Ik spreek tegen een donkerblauw uniform. Niet tegen het groene van ons Indische leger. En de kleine auto die daar staat is niet mijn jeep en niet groen, maar wit. Groen, wit, blauw en zwart mengen zich door elkaar, ik doe mijn ogen dicht.
Versuft als ik ben, probeer ik krampachtig mijn gedachten te concentreren. Opeens begrijp ik het. Ik lig op het trottoir, dat hard en koud is onder mijn schouderbladen. Een gespierde arm helpt me om te gaan zitten en ik doe mijn ogen weer open. Wat verder staat een andere politieagent, bonkig in zijn leren jas. Hij praat met het meisje met het rode hoedje, maar ik zie hen door een waas.
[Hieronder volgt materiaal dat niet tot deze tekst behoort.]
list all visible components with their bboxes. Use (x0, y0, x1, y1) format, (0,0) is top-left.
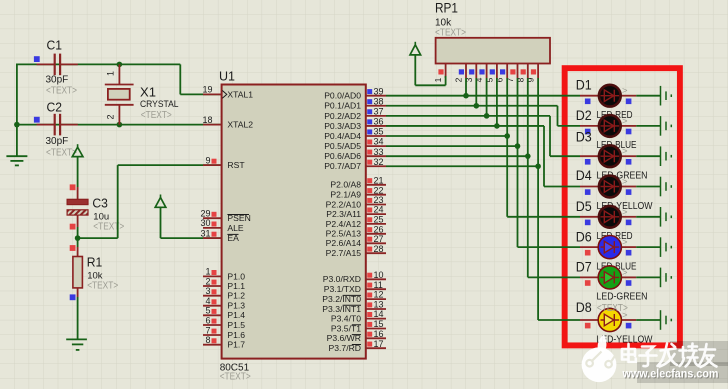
U1 pin 16 (P3.6/WR) (327, 329, 386, 343)
U1 pin 37 (P0.2/AD2) (324, 106, 386, 120)
svg-text:P3.4/T0: P3.4/T0 (331, 314, 361, 324)
U1 pin 36 (P0.3/AD3) (324, 117, 386, 131)
svg-text:P0.6/AD6: P0.6/AD6 (324, 151, 361, 161)
svg-text:X1: X1 (140, 86, 156, 100)
RP1 pin 9 (526, 64, 539, 83)
wire RST net: chip to junction (78, 165, 222, 238)
watermark text dian zi fa shao you (622, 344, 717, 368)
U1 pin 39 (P0.0/AD0) (324, 86, 386, 100)
node RP1-P0.6 junction (525, 153, 531, 159)
microcontroller U1 (80C51) body (222, 85, 366, 359)
power terminal (VCC arrow) at RP1 pin1 (410, 42, 446, 86)
svg-text:<TEXT>: <TEXT> (87, 281, 118, 292)
U1 pin 23 (P2.2/A10) (326, 195, 386, 209)
U1 pin 35 (P0.4/AD4) (324, 127, 386, 141)
svg-text:17: 17 (374, 339, 384, 349)
power terminal (VCC arrow) at EA (155, 195, 221, 239)
U1 pin 7 (P1.6) (203, 325, 245, 340)
ground (below R1) (66, 339, 87, 350)
ground (right of D1) (661, 86, 672, 106)
svg-text:29: 29 (200, 209, 210, 219)
svg-text:30pF: 30pF (46, 75, 69, 86)
svg-text:C1: C1 (47, 39, 63, 53)
U1 pin 25 (P2.4/A12) (326, 215, 386, 229)
svg-text:<TEXT>: <TEXT> (435, 28, 466, 39)
node RP1-P0.5 junction (515, 143, 521, 149)
node left rail C2 junction (14, 122, 20, 128)
wire D2 cathode to ground (636, 125, 660, 127)
svg-text:P2.5/A13: P2.5/A13 (326, 229, 362, 239)
svg-text:P1.0: P1.0 (227, 271, 245, 281)
ground (right of D7) (661, 268, 672, 288)
wire RP1 pin 2 vertical (465, 78, 467, 96)
capacitor C1 (34, 39, 78, 97)
ground (right of D2) (661, 116, 672, 136)
svg-text:26: 26 (374, 224, 384, 234)
svg-text:R1: R1 (87, 256, 103, 270)
wire P0.2 drop to D3 (549, 116, 551, 156)
svg-text:P0.0/AD0: P0.0/AD0 (324, 91, 361, 101)
svg-text:15: 15 (374, 319, 384, 329)
svg-text:>: > (622, 146, 628, 157)
svg-text:16: 16 (374, 329, 384, 339)
ground (right of D4) (661, 177, 672, 197)
svg-text:<TEXT>: <TEXT> (141, 110, 172, 121)
node RP1-P0.4 junction (504, 133, 510, 139)
U1 pin 3 (P1.2) (203, 286, 245, 301)
wire to LED D6 (518, 246, 581, 248)
svg-text:36: 36 (374, 117, 384, 127)
RP1 pin 4 (474, 64, 487, 83)
svg-text:3: 3 (205, 286, 210, 296)
wire RP1 pin 3 vertical (475, 78, 477, 106)
svg-text:P1.6: P1.6 (227, 330, 245, 340)
U1 pin 10 (P3.0/RXD) (323, 270, 386, 284)
svg-text:7: 7 (205, 325, 210, 335)
wire RP1 pin 5 vertical (496, 78, 498, 126)
svg-text:2: 2 (106, 114, 116, 119)
node RP1-P0.2 junction (484, 113, 490, 119)
RP1 pin 8 (515, 64, 528, 83)
svg-text:CRYSTAL: CRYSTAL (140, 99, 179, 110)
led D3 (LED-GREEN) (576, 129, 648, 181)
svg-text:P2.1/A9: P2.1/A9 (330, 190, 361, 200)
svg-text:RST: RST (227, 160, 245, 170)
RP1 pin 2 (454, 64, 467, 83)
svg-text:8: 8 (205, 335, 210, 345)
ground (right of D5) (661, 207, 672, 227)
U1 pin 13 (P3.3/INT1) (322, 300, 386, 314)
svg-text:P1.3: P1.3 (227, 301, 245, 311)
svg-text:D4: D4 (576, 168, 592, 183)
node RP1-P0.1 junction (474, 103, 480, 109)
svg-text:D6: D6 (576, 229, 592, 244)
wire C3 to R1 node (77, 227, 79, 247)
svg-text:P1.4: P1.4 (227, 310, 245, 320)
led D7 (LED-GREEN) (576, 260, 648, 303)
svg-text:25: 25 (374, 215, 384, 225)
svg-text:>: > (622, 207, 628, 218)
svg-text:35: 35 (374, 127, 384, 137)
svg-text:2: 2 (454, 77, 464, 82)
U1 pin 19 (XTAL1) (202, 85, 253, 100)
node RP1-P0.7 junction (535, 163, 541, 169)
U1 pin 9 (RST) (203, 155, 245, 170)
led D1 (LED-RED) (576, 78, 637, 122)
wire RP1 pin 8 vertical (527, 78, 529, 277)
svg-text:P0.3/AD3: P0.3/AD3 (324, 121, 361, 131)
led D2 (LED-BLUE) (576, 108, 637, 151)
power terminal (VCC arrow) above C3 (72, 144, 83, 187)
ground (right of D6) (661, 237, 672, 257)
wire P0.1 drop to D2 (557, 106, 559, 126)
wire RP1 pin 7 vertical (517, 78, 519, 247)
svg-text:30: 30 (200, 218, 210, 228)
U1 pin 38 (P0.1/AD1) (324, 96, 386, 110)
svg-text:XTAL1: XTAL1 (227, 89, 253, 99)
svg-text:30pF: 30pF (46, 136, 69, 147)
led D6 (LED-BLUE) (576, 229, 637, 272)
svg-text:28: 28 (374, 244, 384, 254)
svg-text:>: > (622, 177, 628, 188)
svg-text:C3: C3 (92, 197, 108, 211)
ground (left rail) (6, 156, 27, 165)
svg-text:D1: D1 (576, 78, 592, 93)
U1 pin 32 (P0.7/AD7) (324, 157, 386, 171)
svg-text:C2: C2 (47, 101, 63, 115)
svg-text:www.elecfans.com: www.elecfans.com (622, 367, 719, 381)
svg-text:D8: D8 (576, 300, 592, 315)
wire P0.5 row (386, 145, 518, 147)
svg-text:33: 33 (374, 147, 384, 157)
svg-text:38: 38 (374, 96, 384, 106)
svg-text:11: 11 (374, 280, 383, 290)
wire C1 row / crystal pin1 net (16, 63, 180, 65)
RP1 pin 1 (433, 64, 446, 83)
svg-text:P2.6/A14: P2.6/A14 (326, 238, 362, 248)
svg-text:>: > (622, 86, 628, 97)
wire P0.0 row (386, 95, 580, 97)
svg-text:P1.1: P1.1 (227, 281, 245, 291)
svg-text:14: 14 (374, 309, 384, 319)
svg-text:<TEXT>: <TEXT> (220, 372, 251, 383)
U1 pin 26 (P2.5/A13) (326, 224, 386, 238)
svg-text:XTAL2: XTAL2 (227, 120, 253, 130)
U1 pin 31 (EA) (200, 228, 239, 243)
U1 pin 28 (P2.7/A15) (326, 244, 386, 258)
U1 pin 12 (P3.2/INT0) (322, 290, 386, 304)
svg-text:<TEXT>: <TEXT> (93, 222, 124, 233)
svg-text:39: 39 (374, 86, 384, 96)
U1 pin 4 (P1.3) (203, 296, 245, 311)
svg-text:RP1: RP1 (435, 1, 458, 16)
wire P0.4 row (386, 135, 507, 137)
svg-text:5: 5 (205, 306, 210, 316)
wire RP1 pin 4 vertical (486, 78, 488, 116)
svg-text:2: 2 (205, 276, 210, 286)
RP1 pin 5 (484, 64, 497, 83)
wire left rail vertical (16, 64, 18, 156)
RP1 pin 6 (495, 64, 508, 83)
svg-text:19: 19 (202, 85, 212, 95)
svg-text:P3.0/RXD: P3.0/RXD (323, 274, 361, 284)
svg-text:12: 12 (374, 290, 384, 300)
node crystal pin 2 junction (117, 122, 123, 128)
wire D4 cathode to ground (636, 186, 660, 188)
wire P0.7 row (386, 165, 538, 167)
svg-text:P1.2: P1.2 (227, 291, 245, 301)
U1 pin 18 (XTAL2) (202, 115, 253, 130)
svg-text:>: > (622, 267, 628, 278)
svg-text:U1: U1 (219, 70, 235, 84)
wire D7 cathode to ground (636, 276, 660, 278)
node C3/R1/RST junction (75, 235, 81, 241)
wire C2 row / XTAL2 net (16, 124, 222, 126)
svg-text:32: 32 (374, 157, 384, 167)
U1 pin 21 (P2.0/A8) (330, 175, 386, 189)
U1 pin 27 (P2.6/A14) (326, 234, 386, 248)
svg-text:P0.7/AD7: P0.7/AD7 (324, 161, 361, 171)
svg-text:D7: D7 (576, 260, 592, 275)
svg-text:9: 9 (205, 155, 210, 165)
U1 pin 5 (P1.4) (203, 306, 245, 321)
wire RP1 pin 9 vertical (537, 78, 539, 320)
svg-text:22: 22 (374, 185, 384, 195)
svg-text:P2.7/A15: P2.7/A15 (326, 248, 362, 258)
U1 pin 1 (P1.0) (203, 267, 245, 282)
RP1 pin 3 (464, 64, 477, 83)
wire P0.3 drop to D4 (543, 126, 545, 187)
wire D8 cathode to ground (636, 319, 660, 321)
U1 pin 24 (P2.3/A11) (326, 205, 386, 219)
XTAL1 clock input marker (222, 91, 227, 99)
svg-text:P3.1/TXD: P3.1/TXD (324, 284, 361, 294)
svg-text:31: 31 (200, 228, 210, 238)
svg-text:P0.1/AD1: P0.1/AD1 (324, 101, 361, 111)
wire into XTAL1 pin (180, 93, 221, 95)
ground (right of D3) (661, 146, 672, 166)
svg-text:<TEXT>: <TEXT> (597, 303, 628, 314)
svg-text:P2.0/A8: P2.0/A8 (330, 180, 361, 190)
wire to LED D8 (538, 319, 580, 321)
svg-text:21: 21 (374, 175, 384, 185)
crystal X1 (105, 64, 179, 124)
svg-text:6: 6 (205, 315, 210, 325)
svg-text:<TEXT>: <TEXT> (46, 86, 77, 97)
U1 pin 14 (P3.4/T0) (331, 309, 386, 323)
wire crystal-top to XTAL1 vertical (179, 64, 181, 94)
wire to LED D5 (507, 216, 580, 218)
wire D6 cathode to ground (636, 246, 660, 248)
svg-text:P2.3/A11: P2.3/A11 (326, 209, 361, 219)
red highlight rectangle around LEDs (565, 68, 680, 345)
svg-text:P1.7: P1.7 (227, 340, 245, 350)
svg-text:D5: D5 (576, 199, 592, 214)
resistor R1 (70, 245, 119, 300)
svg-text:13: 13 (374, 300, 384, 310)
wire P0.6 row (386, 155, 528, 157)
wire P0.2 row (386, 115, 550, 117)
svg-text:P2.4/A12: P2.4/A12 (326, 219, 362, 229)
watermark elecfans logo disc (582, 335, 617, 383)
U1 pin 34 (P0.5/AD5) (324, 137, 386, 151)
wire R1 to ground (77, 297, 79, 339)
U1 pin 29 (PSEN) (200, 209, 250, 224)
wire P0.1 row (386, 105, 558, 107)
wire D5 cathode to ground (636, 216, 660, 218)
svg-text:4: 4 (205, 296, 210, 306)
U1 pin 8 (P1.7) (203, 335, 245, 350)
svg-text:18: 18 (202, 115, 212, 125)
svg-text:D3: D3 (576, 129, 592, 144)
svg-text:27: 27 (374, 234, 384, 244)
svg-text:>: > (622, 237, 628, 248)
node crystal pin 1 junction (117, 62, 123, 68)
svg-text:P0.2/AD2: P0.2/AD2 (324, 111, 361, 121)
wire D3 cathode to ground (636, 155, 660, 157)
capacitor C3 (67, 184, 124, 232)
led D5 (LED-RED) (576, 199, 637, 242)
U1 pin 33 (P0.6/AD6) (324, 147, 386, 161)
svg-text:P1.5: P1.5 (227, 320, 245, 330)
watermark shadow boxes (670, 341, 728, 366)
RP1 pin 7 (505, 64, 518, 83)
U1 pin 6 (P1.5) (203, 315, 245, 330)
U1 pin 30 (ALE) (200, 218, 243, 233)
resistor pack RP1 body (436, 38, 550, 64)
U1 pin 15 (P3.5/T1) (331, 319, 386, 333)
U1 pin 11 (P3.1/TXD) (324, 280, 386, 294)
svg-text:P0.5/AD5: P0.5/AD5 (324, 141, 361, 151)
wire D1 cathode to ground (636, 95, 660, 97)
svg-text:23: 23 (374, 195, 384, 205)
U1 pin 17 (P3.7/RD) (329, 339, 386, 353)
capacitor C2 (34, 101, 78, 159)
led D8 (LED-YELLOW) (576, 300, 653, 345)
U1 pin 22 (P2.1/A9) (330, 185, 386, 199)
svg-text:P0.4/AD4: P0.4/AD4 (324, 131, 361, 141)
svg-text:10: 10 (374, 270, 384, 280)
wire P0.3 row (386, 125, 544, 127)
svg-text:LED-GREEN: LED-GREEN (597, 292, 648, 303)
led D4 (LED-YELLOW) (576, 168, 653, 212)
svg-text:37: 37 (374, 106, 384, 116)
wire RP1 pin 6 vertical (506, 78, 508, 217)
ground (right of D8) (661, 310, 672, 330)
svg-text:ALE: ALE (227, 223, 244, 233)
svg-text:1: 1 (433, 77, 443, 82)
wire to LED D7 (528, 276, 580, 278)
svg-text:D2: D2 (576, 108, 592, 123)
svg-text:1: 1 (106, 71, 116, 76)
node RP1-P0.3 junction (494, 123, 500, 129)
svg-text:1: 1 (205, 267, 210, 277)
U1 pin 2 (P1.1) (203, 276, 245, 291)
node RP1-P0.0 junction (463, 93, 469, 99)
svg-text:>: > (622, 116, 628, 127)
svg-text:P2.2/A10: P2.2/A10 (326, 199, 362, 209)
svg-text:24: 24 (374, 205, 384, 215)
svg-text:34: 34 (374, 137, 384, 147)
Terwijl ik tracht hen scherper in het beeld te krijgen vraag ik werktuiglijk aan de agent die mijn schouders steunt: „Waar zijn die twee kerels in trenchcoats? Ze wilden...” Ik breek mijn zin af en staar naar het meisje in ongelovige verbazing.
„Die zijn er vandoor gegaan, meneer. Maar maak u maar geen zorgen, die krijgen we wel. De juffrouw daar heeft ons een goede beschrijving van ze gegeven en m’n collega heeft die al per radio doorgegeven aan het hoofdbureau.”
Ik hoor hem nauwelijks. Het licht van de straatlantaren schijnt vol op het bleke gezicht van het meisje. Het is Lina. Lina is teruggekomen. Want dat zijn Lina’s grote, zwarte ogen met de lange wimpers, haar ovale gelaat, haar volle, wat pruilende mond. Ik sla mijn handen voor mijn gezicht.
„Voelt u zich niet goed?” vraagt de politieagent bezorgd.
Ik laat mijn handen zakken en schud van nee. Hij helpt me op te staan. Als hij mij mijn hoed overhandigt, zegt hij: „Wij hadden juist een eindje achter u aangereden, omdat u nogal zwaaide, terwijl u liep. We dachten eigenlijk, dat u beschonken was.”